Thursday, September 06, 2007

After the Fact

Anonymous has a question, which Chris doesn't think I should answer. But being basically self-absorbed, and thrilled with the attention, I will answer it anyway:
I'm not an art person. I know nothing. I have neither the vocabulary nor the sensibility to discuss it. If anything, I like nice old historical portraits of individuals, where one knows just what one is seeing and whether it looks pleasing or ill. But 'Heart' affects me unlike anything I've ever seen before. How odd and bewitching! Please explain it to me if you can, what this painting is supposed to represent and elicit.
Well, Anon, please take all of the following with a huge handful of salt, because this painting (and just about all of the good ones) was created intuitively, without attempting to literally depict anything, either an object or an idea. Each new painting is a function of everything that went before, both a sum total of my experience with painting, and of life experience, and ideas floating loosely around in my mind.

With that said--it was based on a mandala I drew last year:

which is one of my favorites, being particularly baroque and organic. The painting, instead of just being a bigger, colored version of it, is a bit like being hit in the face. At least, that's how I feel when I stand in front of it.


Compositionally, it's a pretty simple assembly of three more or less circular forms, one ornate, one small, one dark and messy. Colorwise, it's also very simple, with the whites over gold and rose giving it a feeling of glowing from within; however, the broken sections of deeper rose in the mandala have the feeling of cuts or wounds.

The color of the small circle specifically gives me a tight feeling over the solar plexus; I didn't analyze it much farther than that.

Take the rest of this as metaphor, if you like; or don't take it at all.

Yoga philosophy postulates that our bodies have seven vortices, called chakras, at major nerve plexuses--root, genital, solar plexus, heart, throat, third eye, and crown. Each chakra, when functioning properly, takes in information from the world around us and processes it, helping to build our world-view and sense of place in the world. However, most of us have 'blocks' in some of our chakras, which mean that we are 1) not taking in information through them, 2) projecting information out through them that we then read as coming from outside, or 3) defending against the miasma of clogged energy brought about by past traumas and fears.
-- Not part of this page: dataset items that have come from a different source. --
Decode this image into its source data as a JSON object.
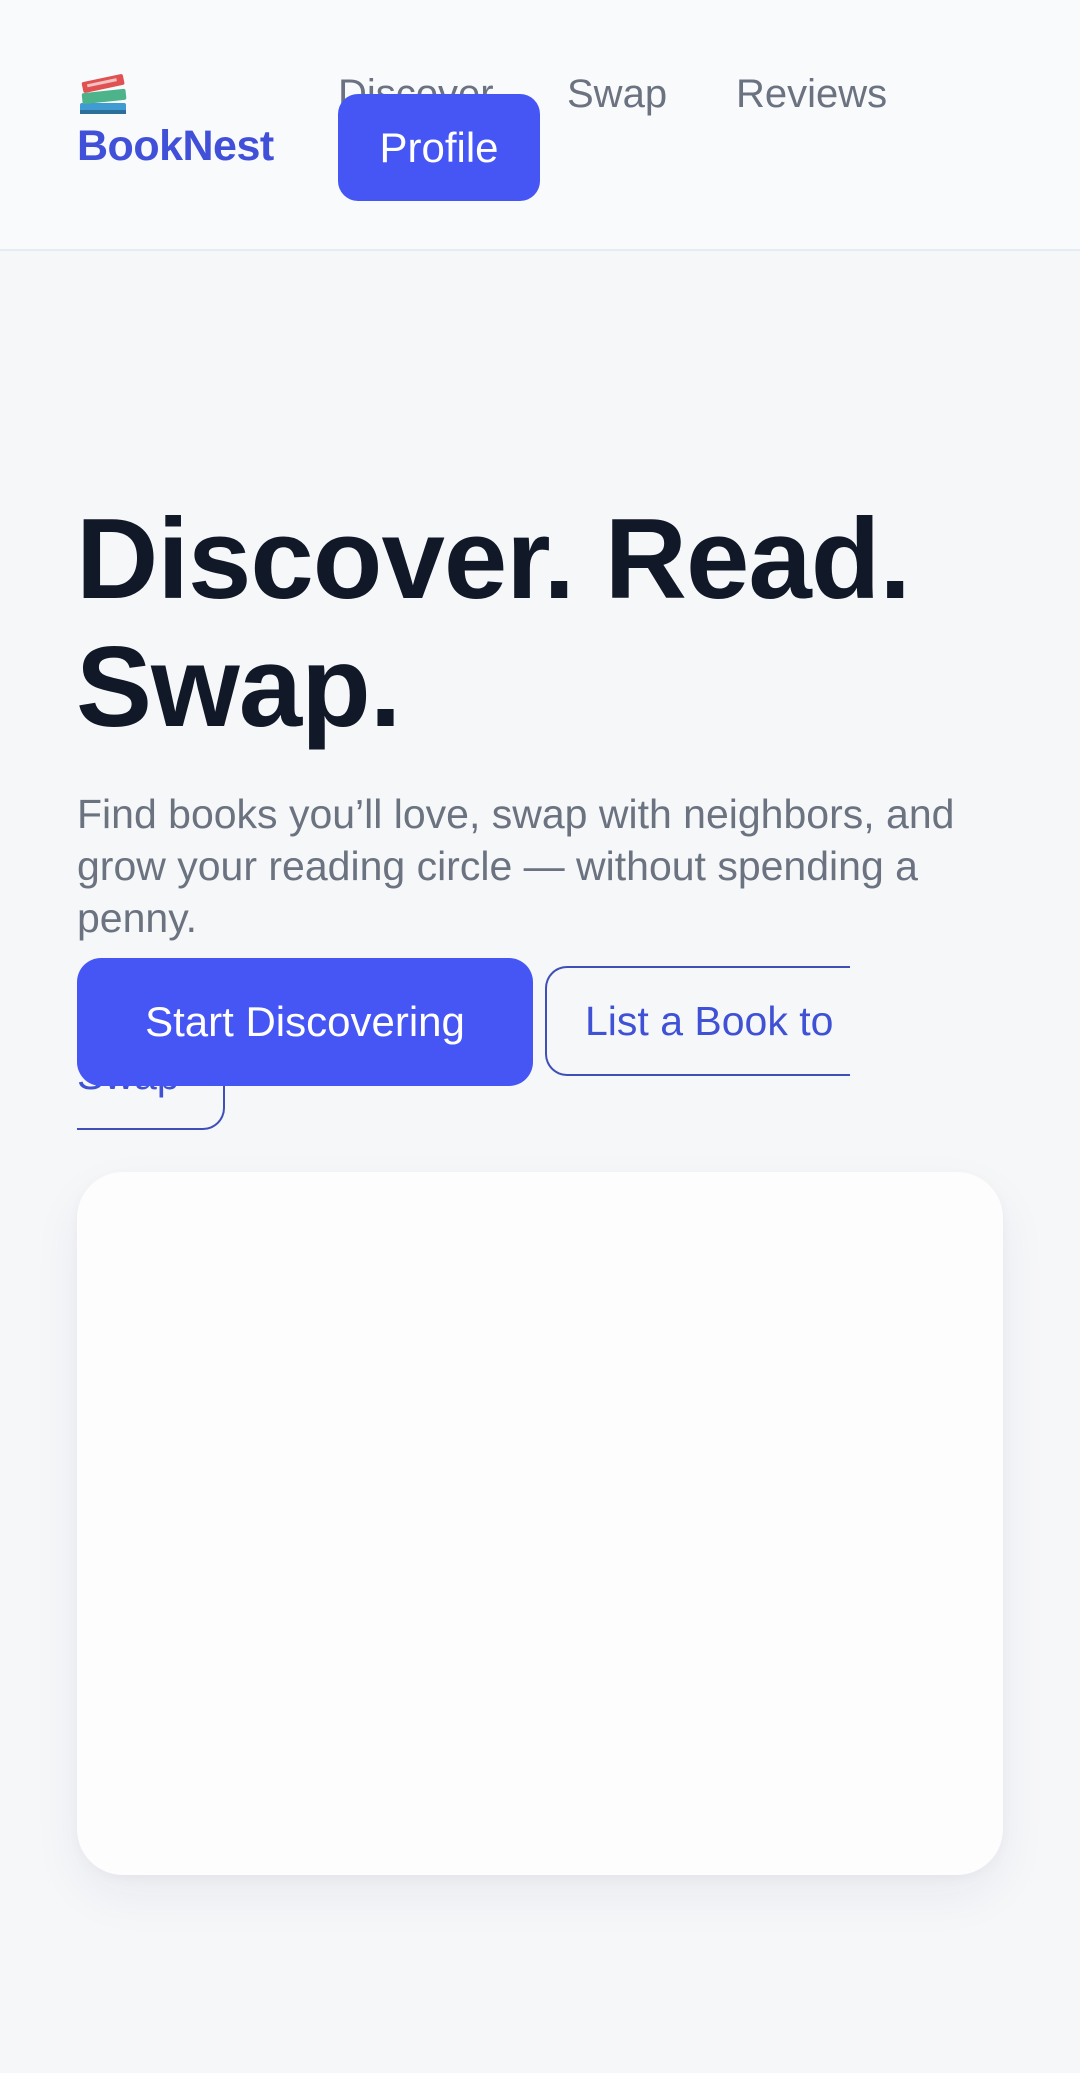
{
  "header": {
    "logo_icon": "books-icon",
    "brand": "BookNest",
    "nav": {
      "discover": "Discover",
      "swap": "Swap",
      "reviews": "Reviews",
      "profile": "Profile"
    }
  },
  "hero": {
    "title": "Discover. Read. Swap.",
    "subtitle": "Find books you’ll love, swap with neighbors, and grow your reading circle — without spending a penny.",
    "primary_cta": "Start Discovering",
    "secondary_cta": "List a Book to Swap",
    "secondary_cta_line1": "List a Book to",
    "secondary_cta_line2": "Swap"
  },
  "colors": {
    "accent": "#4656f5",
    "brand": "#4150d8",
    "heading": "#111827",
    "muted": "#6b7280",
    "background": "#f6f7f9"
  }
}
This painting is not a literal illustration of a blocked heart chakra, the way Alex Grey might paint it, but rather an attempt to convey the feeling of having such a block; the muddiness obscuring something which you can intuit is whole, intricate and symmetrical, but which you cannot completely access.

6 comments:

Anonymous said...

Thank you for your response. I looked and looked at this picture last night, then when I finally went to bed it remained in my mind. I could not understand, and I sought to put concrete language to this. Well what happened basically was that your painting led me last night through such a journey of healing as to equal probably 8 months of psychotherapy! My own experience of this piece in some ways parallels your description, though of course specific to my current situation and felt very, very deeply. Wow!

And I have never said "wow" over a painting before! And it is so beautiful, so beautiful.

Thank you, thank you, thank you for sharing these!

Pretty Lady said...

Wow! Thank YOU! That's what 'success' means to me!

Anonymous said...

Also, I suspect that I could perhaps look at this painting every day for the rest of my life and it would never grow stale, instead each day speaking to me where I am its compassion and knowledge and hope. Today it is already something slightly different to me than it was yesterday. I am well acquainted with music, but I never knew there was this language that could so speak to my soul through my eyes as well.

Desert Cat said...

As long as it's Q&A time, I have a burning question. I've intuited what I think the answer may be, but I want to know your *intent* first.

In the specific way that you employ these mandalas in your paintings, what do they represent? (I'm ruminating on that "Meditation" one in particular at the moment, but there seems to be a common theme to their use in many of your recent paintings.)

Pretty Lady said...

Anon, your comments are the best birthday present I could possibly receive.

Desert Cat said...

I've been meaning to mention this for some time, but that mandala is very evocative of Salvia divinorum visions. The tendrils and outer forms are shades of green, of course, and the central "petals" are a vivid, iridescent red with yellow fringes--I mean *primary* red and yellow. Missing are the sharp thorn-like edges along the inner "petals", or alternately in place of the thorns would be little black tassels.

It's all in motion, of course, as new petals tear open and outward from the center--this before the vision dissolves and becomes something else entirely...

I thought about printing this image out and playing around with pastels to see what I could do with it. But that's not likely to ever happen (time and all).